Je pense aussi qu'on sent de plus en plus l'effet "même moule" depuis l'école nationale de l'humour. J'ai souvent un gros malaise quand je vois sans arrêt des gens encenser cette école ou quand elle même cette école se vente de tant de réussites... J'ai souvent que c'est seulement un truc pour comment devenir riche rapidement sans trop se fatiguer...
.
Cet humour "sans avoir besoin de réfléchir" s'aligne directement sur l'air du temps où les gens en général ont cessé de réfléchir.
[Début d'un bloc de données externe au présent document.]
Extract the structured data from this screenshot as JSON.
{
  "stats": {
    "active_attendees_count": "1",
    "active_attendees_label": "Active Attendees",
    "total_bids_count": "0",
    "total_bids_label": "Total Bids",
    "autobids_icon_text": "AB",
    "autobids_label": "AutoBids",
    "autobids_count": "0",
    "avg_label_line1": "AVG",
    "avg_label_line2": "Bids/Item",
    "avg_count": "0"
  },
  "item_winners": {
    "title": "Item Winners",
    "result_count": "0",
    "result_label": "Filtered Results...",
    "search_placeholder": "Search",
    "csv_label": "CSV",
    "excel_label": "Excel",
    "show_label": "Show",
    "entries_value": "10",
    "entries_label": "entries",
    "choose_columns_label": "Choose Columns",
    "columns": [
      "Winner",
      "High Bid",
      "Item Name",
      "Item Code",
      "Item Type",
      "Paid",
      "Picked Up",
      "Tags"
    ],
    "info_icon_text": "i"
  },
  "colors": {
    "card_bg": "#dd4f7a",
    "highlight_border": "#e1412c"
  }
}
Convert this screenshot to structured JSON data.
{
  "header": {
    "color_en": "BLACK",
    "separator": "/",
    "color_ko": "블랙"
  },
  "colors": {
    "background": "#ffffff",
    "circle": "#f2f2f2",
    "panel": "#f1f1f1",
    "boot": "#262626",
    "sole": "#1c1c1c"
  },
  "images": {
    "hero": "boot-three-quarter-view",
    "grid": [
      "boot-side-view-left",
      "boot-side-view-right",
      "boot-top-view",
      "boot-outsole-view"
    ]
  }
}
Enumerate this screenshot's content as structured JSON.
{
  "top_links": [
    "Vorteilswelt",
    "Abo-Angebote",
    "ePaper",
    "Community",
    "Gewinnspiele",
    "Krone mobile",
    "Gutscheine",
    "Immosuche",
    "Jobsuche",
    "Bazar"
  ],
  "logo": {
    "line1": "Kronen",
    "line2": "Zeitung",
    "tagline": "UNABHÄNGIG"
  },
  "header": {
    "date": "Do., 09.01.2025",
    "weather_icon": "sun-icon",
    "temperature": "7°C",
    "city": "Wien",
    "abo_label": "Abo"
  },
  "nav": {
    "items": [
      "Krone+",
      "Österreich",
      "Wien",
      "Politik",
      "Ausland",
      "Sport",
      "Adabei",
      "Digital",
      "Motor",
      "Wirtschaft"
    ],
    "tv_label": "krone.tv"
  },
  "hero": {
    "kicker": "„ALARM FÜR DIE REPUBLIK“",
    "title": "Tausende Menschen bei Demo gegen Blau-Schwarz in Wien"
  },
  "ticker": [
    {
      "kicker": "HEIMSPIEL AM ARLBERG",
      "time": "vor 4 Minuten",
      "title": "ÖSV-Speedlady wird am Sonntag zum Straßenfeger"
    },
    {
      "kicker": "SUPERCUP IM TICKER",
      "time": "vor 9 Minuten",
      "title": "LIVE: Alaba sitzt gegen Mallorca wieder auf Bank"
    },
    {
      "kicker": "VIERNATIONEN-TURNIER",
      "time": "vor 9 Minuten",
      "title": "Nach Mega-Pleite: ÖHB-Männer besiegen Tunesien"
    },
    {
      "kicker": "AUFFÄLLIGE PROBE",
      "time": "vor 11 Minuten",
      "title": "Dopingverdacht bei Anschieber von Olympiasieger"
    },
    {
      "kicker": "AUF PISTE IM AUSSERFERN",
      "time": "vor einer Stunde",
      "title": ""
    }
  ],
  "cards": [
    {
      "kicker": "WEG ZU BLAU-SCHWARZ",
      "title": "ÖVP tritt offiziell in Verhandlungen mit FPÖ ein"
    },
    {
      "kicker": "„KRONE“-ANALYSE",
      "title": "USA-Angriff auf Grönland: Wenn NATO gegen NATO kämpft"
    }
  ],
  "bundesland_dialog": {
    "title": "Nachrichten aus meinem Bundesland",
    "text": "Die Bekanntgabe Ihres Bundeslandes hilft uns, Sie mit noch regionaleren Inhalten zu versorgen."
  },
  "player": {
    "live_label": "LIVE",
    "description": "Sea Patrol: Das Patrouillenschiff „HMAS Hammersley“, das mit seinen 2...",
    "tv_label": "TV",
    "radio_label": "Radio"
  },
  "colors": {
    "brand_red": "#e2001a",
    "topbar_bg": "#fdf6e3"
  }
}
La loi du moindre effort.
.
Pour ce qui est des 3 jokes mentionnées dans l'article, celle de bomb bomb... est très bonne. Celle de Obama, m'a fait sourire mais je suppose que pour un partisan d'Obama, elle doit piquer un peu... Puis pour la cigarette qui tue en Iran, elle est bien bonne aussi et bien des américains doivent souhaiter du mal à l'Iran... Alors c'est tout haut ce que d'autres pensent tout bas.
.
Mais Obama ne finira pas président. Il va arriver quelque chose je pense. Soit un assassinat, soit il va se faire ridiculiser, soit il va se faire battre (peu importe par tricherie ou racisme), on va voir sortir au bon momment un bourde qu'il aurait fait... ou il va se faire salire... mais il ne sera pas président. Et même que c'est probablement dans son propre parti où il doit se méfier le plus.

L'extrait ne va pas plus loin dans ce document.